4. So, in a great leap of reasoning, HC says that the seven days Noah's family waited in the Ark should be multiplied times one thousand years to predict the end of the world.
5. May 21, 2011, is (according to HC) 7,000 years to the day after the flood waters started pouring down on the earth.

See? It all makes sense. NOT.

Camping dealt with the whole idea that Jesus said we couldn't know. He said that applied only up until 1988, when the era of the church came to an end. I could find no reasonable explanation why he thought this to be the case.

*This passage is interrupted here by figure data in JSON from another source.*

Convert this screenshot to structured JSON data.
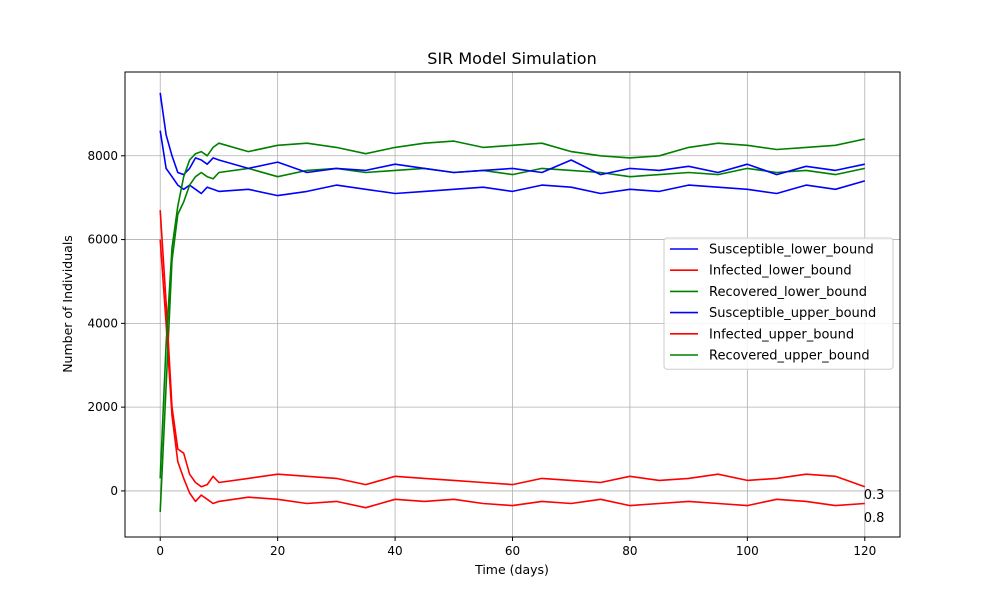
{
  "chart_data": {
    "type": "line",
    "title": "SIR Model Simulation",
    "xlabel": "Time (days)",
    "ylabel": "Number of Individuals",
    "xlim": [
      -6,
      126
    ],
    "ylim": [
      -1100,
      10000
    ],
    "xticks": [
      0,
      20,
      40,
      60,
      80,
      100,
      120
    ],
    "yticks": [
      0,
      2000,
      4000,
      6000,
      8000
    ],
    "grid": true,
    "legend_position": "center-right",
    "annotations": [
      {
        "text": "0.3",
        "x": 120,
        "y": 0
      },
      {
        "text": "0.8",
        "x": 120,
        "y": -550
      }
    ],
    "series": [
      {
        "name": "Susceptible_lower_bound",
        "color": "#0000ff",
        "x": [
          0,
          1,
          2,
          3,
          4,
          5,
          6,
          7,
          8,
          9,
          10,
          15,
          20,
          25,
          30,
          35,
          40,
          45,
          50,
          55,
          60,
          65,
          70,
          75,
          80,
          85,
          90,
          95,
          100,
          105,
          110,
          115,
          120
        ],
        "y": [
          8600,
          7700,
          7500,
          7300,
          7200,
          7300,
          7200,
          7100,
          7250,
          7200,
          7150,
          7200,
          7050,
          7150,
          7300,
          7200,
          7100,
          7150,
          7200,
          7250,
          7150,
          7300,
          7250,
          7100,
          7200,
          7150,
          7300,
          7250,
          7200,
          7100,
          7300,
          7200,
          7400
        ]
      },
      {
        "name": "Infected_lower_bound",
        "color": "#ff0000",
        "x": [
          0,
          1,
          2,
          3,
          4,
          5,
          6,
          7,
          8,
          9,
          10,
          15,
          20,
          25,
          30,
          35,
          40,
          45,
          50,
          55,
          60,
          65,
          70,
          75,
          80,
          85,
          90,
          95,
          100,
          105,
          110,
          115,
          120
        ],
        "y": [
          6000,
          4000,
          1800,
          700,
          300,
          -50,
          -250,
          -100,
          -200,
          -300,
          -250,
          -150,
          -200,
          -300,
          -250,
          -400,
          -200,
          -250,
          -200,
          -300,
          -350,
          -250,
          -300,
          -200,
          -350,
          -300,
          -250,
          -300,
          -350,
          -200,
          -250,
          -350,
          -300
        ]
      },
      {
        "name": "Recovered_lower_bound",
        "color": "#008000",
        "x": [
          0,
          1,
          2,
          3,
          4,
          5,
          6,
          7,
          8,
          9,
          10,
          15,
          20,
          25,
          30,
          35,
          40,
          45,
          50,
          55,
          60,
          65,
          70,
          75,
          80,
          85,
          90,
          95,
          100,
          105,
          110,
          115,
          120
        ],
        "y": [
          -500,
          2500,
          5500,
          6600,
          6900,
          7300,
          7500,
          7600,
          7500,
          7450,
          7600,
          7700,
          7500,
          7650,
          7700,
          7600,
          7650,
          7700,
          7600,
          7650,
          7550,
          7700,
          7650,
          7600,
          7500,
          7550,
          7600,
          7550,
          7700,
          7600,
          7650,
          7550,
          7700
        ]
      },
      {
        "name": "Susceptible_upper_bound",
        "color": "#0000ff",
        "x": [
          0,
          1,
          2,
          3,
          4,
          5,
          6,
          7,
          8,
          9,
          10,
          15,
          20,
          25,
          30,
          35,
          40,
          45,
          50,
          55,
          60,
          65,
          70,
          75,
          80,
          85,
          90,
          95,
          100,
          105,
          110,
          115,
          120
        ],
        "y": [
          9500,
          8500,
          8000,
          7600,
          7550,
          7700,
          7950,
          7900,
          7800,
          7950,
          7900,
          7700,
          7850,
          7600,
          7700,
          7650,
          7800,
          7700,
          7600,
          7650,
          7700,
          7600,
          7900,
          7550,
          7700,
          7650,
          7750,
          7600,
          7800,
          7550,
          7750,
          7650,
          7800
        ]
      },
      {
        "name": "Infected_upper_bound",
        "color": "#ff0000",
        "x": [
          0,
          1,
          2,
          3,
          4,
          5,
          6,
          7,
          8,
          9,
          10,
          15,
          20,
          25,
          30,
          35,
          40,
          45,
          50,
          55,
          60,
          65,
          70,
          75,
          80,
          85,
          90,
          95,
          100,
          105,
          110,
          115,
          120
        ],
        "y": [
          6700,
          4500,
          2000,
          1000,
          900,
          400,
          200,
          100,
          150,
          350,
          200,
          300,
          400,
          350,
          300,
          150,
          350,
          300,
          250,
          200,
          150,
          300,
          250,
          200,
          350,
          250,
          300,
          400,
          250,
          300,
          400,
          350,
          100
        ]
      },
      {
        "name": "Recovered_upper_bound",
        "color": "#008000",
        "x": [
          0,
          1,
          2,
          3,
          4,
          5,
          6,
          7,
          8,
          9,
          10,
          15,
          20,
          25,
          30,
          35,
          40,
          45,
          50,
          55,
          60,
          65,
          70,
          75,
          80,
          85,
          90,
          95,
          100,
          105,
          110,
          115,
          120
        ],
        "y": [
          300,
          3500,
          5800,
          6800,
          7500,
          7900,
          8050,
          8100,
          8000,
          8200,
          8300,
          8100,
          8250,
          8300,
          8200,
          8050,
          8200,
          8300,
          8350,
          8200,
          8250,
          8300,
          8100,
          8000,
          7950,
          8000,
          8200,
          8300,
          8250,
          8150,
          8200,
          8250,
          8400
        ]
      }
    ]
  }
}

What this sad ordeal all comes down to is this. When you read the Bible, don't read your own desires and interpretations into it. Scholars call this "eisegesis" which means, literally, that you read your own truth into the text. Responsible Bible interpretation is called "exegesis" and this means reading out of the text what it means. So what does the Bible repeatedly say about trying to predict the end of the world? DON'T DO IT.

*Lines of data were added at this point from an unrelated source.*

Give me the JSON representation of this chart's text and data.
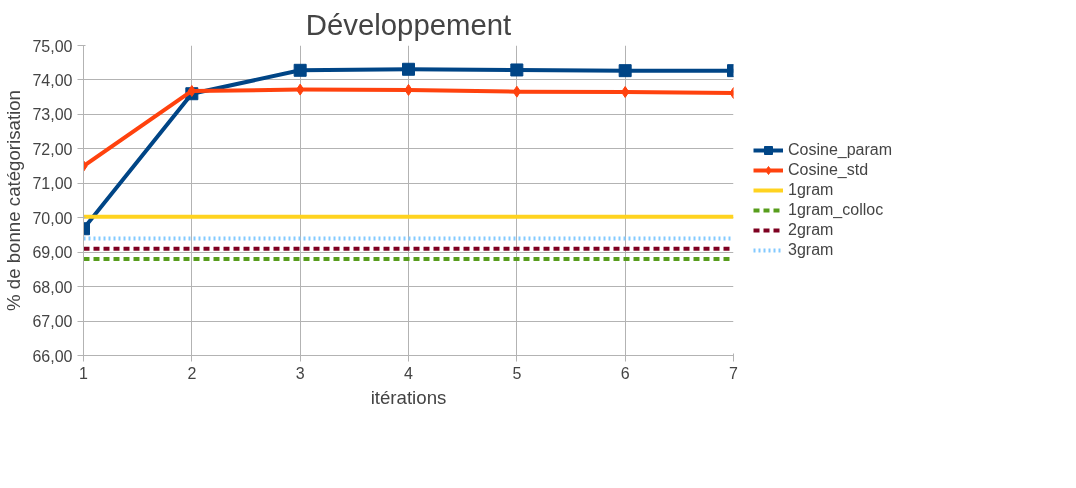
{
  "chart_data": {
    "type": "line",
    "title": "Développement",
    "xlabel": "itérations",
    "ylabel": "% de bonne catégorisation",
    "x": [
      1,
      2,
      3,
      4,
      5,
      6,
      7
    ],
    "xlim": [
      1,
      7
    ],
    "xticks": [
      1,
      2,
      3,
      4,
      5,
      6,
      7
    ],
    "ylim": [
      66,
      75
    ],
    "yticks": [
      {
        "value": 66,
        "label": "66,00"
      },
      {
        "value": 67,
        "label": "67,00"
      },
      {
        "value": 68,
        "label": "68,00"
      },
      {
        "value": 69,
        "label": "69,00"
      },
      {
        "value": 70,
        "label": "70,00"
      },
      {
        "value": 71,
        "label": "71,00"
      },
      {
        "value": 72,
        "label": "72,00"
      },
      {
        "value": 73,
        "label": "73,00"
      },
      {
        "value": 74,
        "label": "74,00"
      },
      {
        "value": 75,
        "label": "75,00"
      }
    ],
    "grid": true,
    "legend": "right",
    "series": [
      {
        "name": "Cosine_param",
        "color": "#004586",
        "marker": "square",
        "line_style": "solid",
        "values": [
          69.68,
          73.6,
          74.28,
          74.31,
          74.29,
          74.27,
          74.27
        ]
      },
      {
        "name": "Cosine_std",
        "color": "#ff420e",
        "marker": "diamond",
        "line_style": "solid",
        "values": [
          71.5,
          73.68,
          73.72,
          73.71,
          73.66,
          73.65,
          73.62
        ]
      },
      {
        "name": "1gram",
        "color": "#ffd320",
        "marker": "none",
        "line_style": "solid",
        "values": [
          70.03,
          70.03,
          70.03,
          70.03,
          70.03,
          70.03,
          70.03
        ]
      },
      {
        "name": "1gram_colloc",
        "color": "#579d1c",
        "marker": "none",
        "line_style": "dashed",
        "values": [
          68.8,
          68.8,
          68.8,
          68.8,
          68.8,
          68.8,
          68.8
        ]
      },
      {
        "name": "2gram",
        "color": "#7e0021",
        "marker": "none",
        "line_style": "dashed",
        "values": [
          69.1,
          69.1,
          69.1,
          69.1,
          69.1,
          69.1,
          69.1
        ]
      },
      {
        "name": "3gram",
        "color": "#83caff",
        "marker": "none",
        "line_style": "dotted",
        "values": [
          69.4,
          69.4,
          69.4,
          69.4,
          69.4,
          69.4,
          69.4
        ]
      }
    ]
  }
}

This applies to many other areas as well. What does the Bible repeatedly say about, for example, debt? It's dangerous and will get you into trouble. Yet we think our credit card or our home equity line of credit is a gift from the bank to us. Why don't we read our Bibles and say, "Oh, God already spoke to this. His word clearly says this 'gift' of debt is going to get me in trouble. I'll trust him on this one."

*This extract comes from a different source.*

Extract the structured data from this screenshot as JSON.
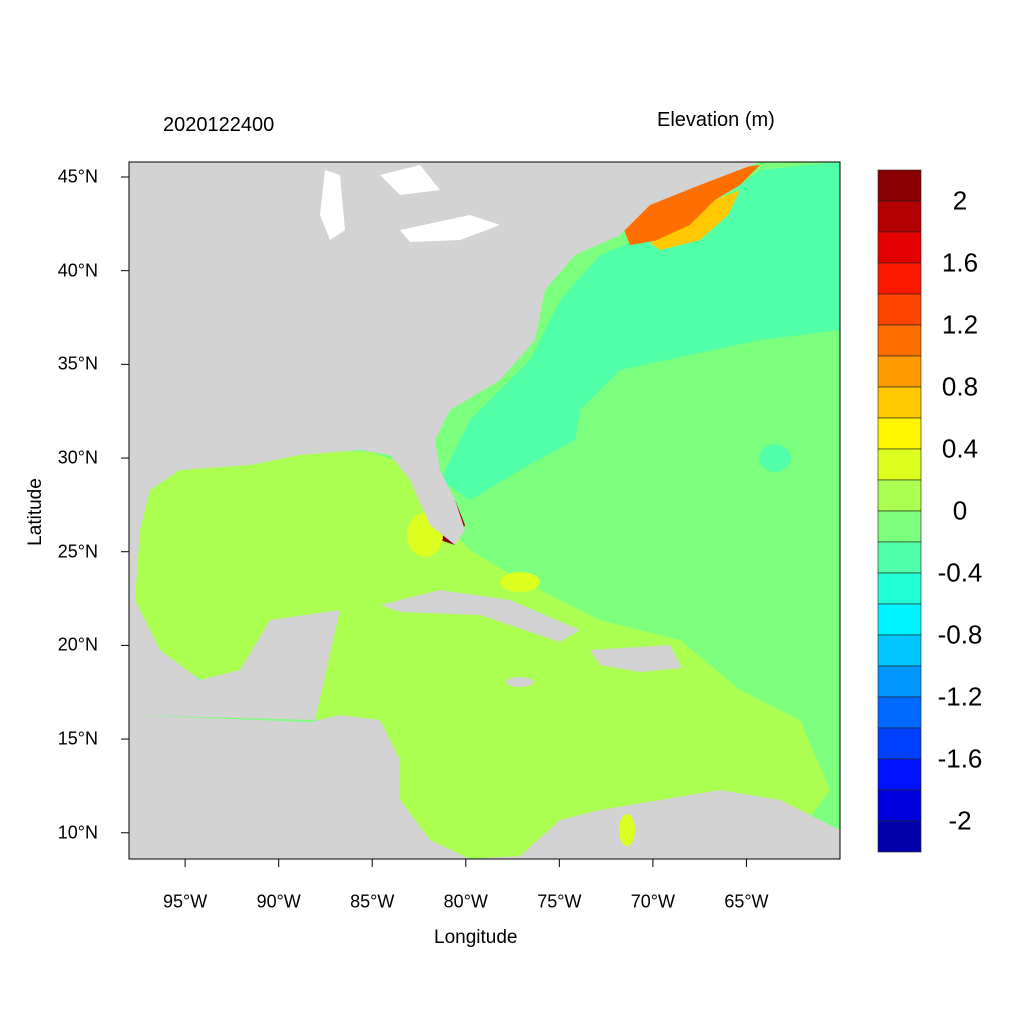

There are so many questions these days where we choose to make our own decisions because it makes sense to us rather than submitting to what God says is true. Sometimes this is just ignorance, like the guy who told me the other day he's a pretty good person and has done his best to live in a way that pleases God, so he thinks if this rapture thing really does happen that God will be good to him. I don't think he knew how unbiblical his position was.

Sadly, others who really should know better choose to go with what makes sense to them rather than what God teaches in his word. This happens most often when our culture has chosen to go its own way and leave biblical truth behind. (Accumulation of goods -- homes, toys, cars, land, wealth of all kinds, is one example among many in which our culture pursues its own "truth" in opposition to the Bible. There are lots of others.) In this case, there are all kinds of sources of information and "wisdom" coming from the voices of the culture that sound reasonable, so we choose to listen to them instead of the Bible. We tell ourselves, "This is just the way life is." And because it makes sense to us, we merrily follow the culture and we bit-by-bit walk away from God's word.